Lawsuit claims certain Nissan and Infiniti panoramic glass sunroofs shatter spontaneously.

The lawsuit alleges that these sunroofs are made from defective tempered glass, which fails to meet safety requirements due to their size and lack of strength. The court document adds that ceramic enamels were added to the tempered glass, which weakened the structural integrity of the tempered glazing since the glass and the paint expand at different rates.

The plaintiff, Janelle Horne, claims that she, her husband and four kids were riding in a leased 2016 Infiniti QX80 when the sunroof unexpectedly shattered, sending shards of glass flying from the roof. She then took the vehicle to an Infiniti dealership, only to be told that the damage was likely caused by rocks or other falling objects hitting the sunroof and refused warranty coverage. However, the lawsuit states that had an object hit the sunroof, the glass would have shattered inward.

After refusal to cover the replacement by warranty, Horne threatened to take matters publicly, which caused the dealer to replace the sunroof, according to the court document. It also states that she was not reimbursed for other damage sustained to the vehicle from the sunroof explosion, nor was her warranty ever acknowledged, though it violated her signed lease agreement.

The plaintiff isn’t the first to complain about the defendants’ exploding sunroofs. The document lists numerous complaints from other owners that have been filed with the National Highway Traffic and Safety Association (NHTSA).

2015 Infiniti QX60: I found out on Saturday morning, that my sunroof was broken (looks like exploded from the inside out), I checked [for] any stones or any debris (that could hit my car around my driveway, but there [was] nothing around the car and there were no marks on the roof as well).”

Altogether, the document lists 23 owner complaints.
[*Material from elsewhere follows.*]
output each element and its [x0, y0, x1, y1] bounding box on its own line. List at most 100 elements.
Horne adds that Nissan knew about the defect long before NHTSA began an investigation. The document states, “ … A survey of the driver complaints, for example, shows that the sunroofs shatter within weeks or months of purchase, and the complaints to the NHTSA, above, show that drivers were reporting the problem as early as 2008.”

The defendants deny that their vehicles have defected sunroofs, but instead, the explosions are caused from falling rocks and other road debris.